Dapagliflozin’s established cardiorenal benefits in large outcome trials (DECLARE–TIMI 58, DAPA-HF, and DAPA-CKD) support the clinical relevance of its pleiotropic profile, which extends beyond glycaemic control [9-11]. Head-to-head comparisons with GLP-1 receptor agonists remain limited. In the available trial, dapagliflozin did not differ significantly from liraglutide in weight change, although GLP-1 receptor agonists generally achieve larger average weight reductions and may be preferred when weight loss is a primary goal [15,25]. Combination therapy with GLP-1 receptor agonists and SGLT2 inhibitors can yield additive reductions in HbA1c and body weight, but tolerability and costeffectiveness require careful evaluation [25].

This systematic review differentiates itself from landmark classwide meta-analyses and from the GLP-1 vs SGLT2 network metaanalysis [23,24,26]. While Cheong et al. (2022) provided a broad overview of the SGLT2 inhibitor class across 116 randomized controlled trials (RCTs), their analysis was restricted to data published through late 2020 and focused primarily on controlled trial environments. Similarly, the meta-analysis by Pan et al. (2022) concentrated specifically on body composition changes with a median follow-up of only 24 weeks. [23,24]. Additionally, our review differs substantially from the meta-analysis by Ma et al. [26], which compared multiple GLP-1 receptor agonists and SGLT2 inhibitors across 61 RCTs in overweight or obese adults with or without diabetes. While the study by Ma et al. [26] is methodologically rigorous and provides extensive class-wide comparisons, it focuses primarily on drug-ranking and indirect comparisons between GLP-1 RAs and SGLT2 inhibitors, rather than offering molecule-specific insights. Its evidence base is limited to RCTs up to January 2022 with median follow-up of ~24–36 weeks, thereby excluding all long-term weight durability data, including the 4.4-year DECLARE–TIMI 58 cohort and the 2024–2025 real-world prospective studies incorporated into our analysis. Moreover, Ma et al. [26] do not examine mechanistic or imaging-derived outcomes such as visceral or epicardial fat changes, which are central to our assessment.
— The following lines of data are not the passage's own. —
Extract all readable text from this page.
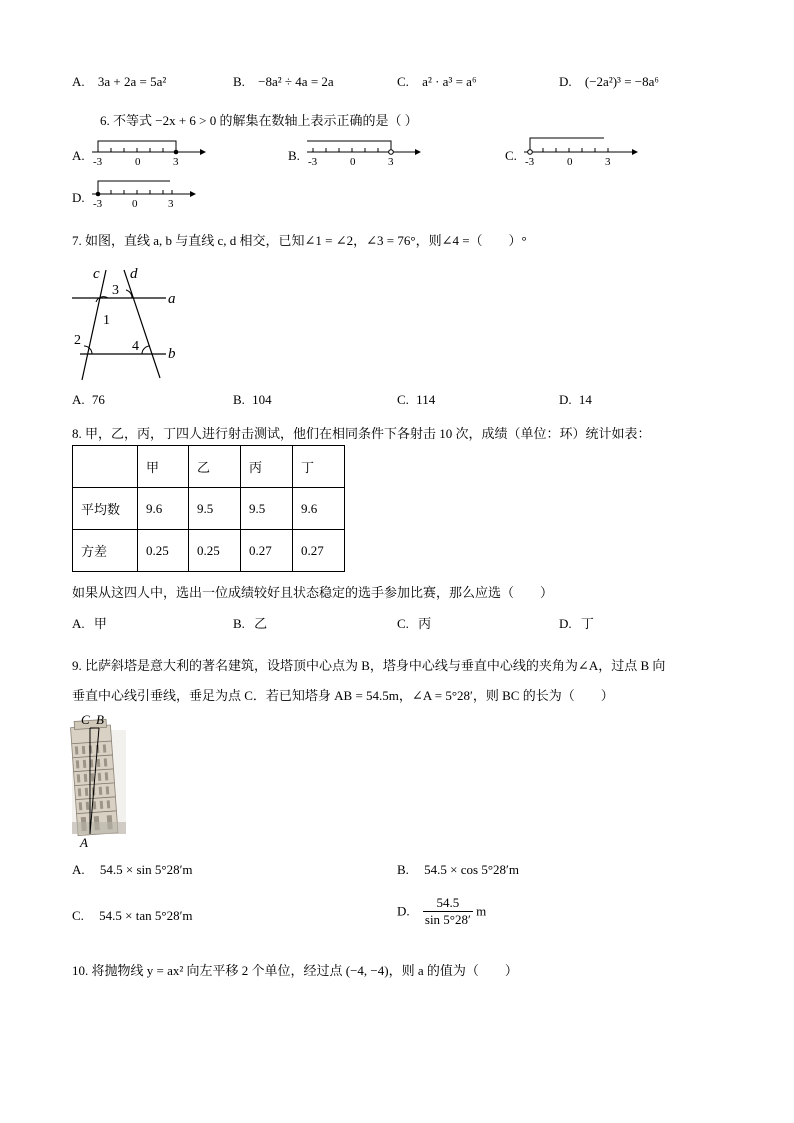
A. 3a + 2a = 5a²	B. −8a² ÷ 4a = 2a	C. a² · a³ = a⁶	D. (−2a²)³ = −8a⁶
6. 不等式 −2x + 6 > 0 的解集在数轴上表示正确的是（ ）
A. -3	0	3	B. -3	0	3	C. -3	0	3
D. -3	0	3
7. 如图，直线 a, b 与直线 c, d 相交，已知∠1 = ∠2，∠3 = 76°，则∠4 =（　　）°
c d
a
b
1
2
3
4
A. 76	B. 104	C. 114	D. 14
8. 甲，乙，丙，丁四人进行射击测试，他们在相同条件下各射击 10 次，成绩（单位：环）统计如表：
	甲	乙	丙	丁
平均数	9.6	9.5	9.5	9.6
方差	0.25	0.25	0.27	0.27
如果从这四人中，选出一位成绩较好且状态稳定的选手参加比赛，那么应选（　　）
A. 甲	B. 乙	C. 丙	D. 丁
9. 比萨斜塔是意大利的著名建筑，设塔顶中心点为 B，塔身中心线与垂直中心线的夹角为∠A，过点 B 向
垂直中心线引垂线，垂足为点 C．若已知塔身 AB = 54.5m，∠A = 5°28′，则 BC 的长为（　　）
C B
A
A. 54.5 × sin 5°28′m	B. 54.5 × cos 5°28′m
C. 54.5 × tan 5°28′m	D. $\frac{54.5}{\sin 5^\circ 28'}$ m
10. 将抛物线 y = ax² 向左平移 2 个单位，经过点 (−4, −4)，则 a 的值为（　　）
We also acknowledge a few limitations of this review. Absolute weight-change analyses reflects variability in study design, follow-up durations (16 weeks to 4.4 years), baseline BMI ranges, and differences in concomitant anti-hyperglycaemic therapies. Observational data carry inherent risks of confounding, selection bias, and unmeasured lifestyle factors, limiting causal interpretation. Imaging-based adiposity outcomes were reported in only a minority of trials, reducing comparability and preventing pooled estimates for depot-specific fat changes. Head-to-head comparative data remain limited, with only one trial evaluating dapagliflozin versus liraglutide, and utilizing submaximal liraglutide dosing, which may underestimate true between-class differences.

Conclusion

Dapagliflozin produces a modest yet clinically meaningful reduction in body weight of approximately 2–3 kg (≈2–3%) in overweight and obese adults with T2DM, with consistent placebo-controlled evidence and durable effects observed up to 12 months in real-world settings and over 4 years in long-term randomized follow-up. The weight reduction is primarily attributable to loss of fat mass, with preferential reductions in visceral fat and epicardial adipose tissue, suggesting metabolically favourable body-composition shifts that may extend beyond glycaemic control to contribute to cardiometabolic benefit. Although substantial heterogeneity exists across mixed trial and observational designs, the directionality of effect remains uniform. Head-to-head comparisons indicate dapagliflozin achieves weight outcomes comparable to low-dose liraglutide, though larger GLP-1 receptor agonist studies demonstrate greater average efficacy. Overall, dapagliflozin represents a well-tolerated option for patients prioritising modest, sustainable weight loss alongside glucose lowering, with emerging evidence supporting its favourable impact on ectopic fat depots. Future studies employing standardized adiposity outcomes, mechanistic imaging, and patient-level predictors are warranted to refine therapeutic individualisation and fully elucidate long-term pathways linking fat-depot modification to cardiorenal protection.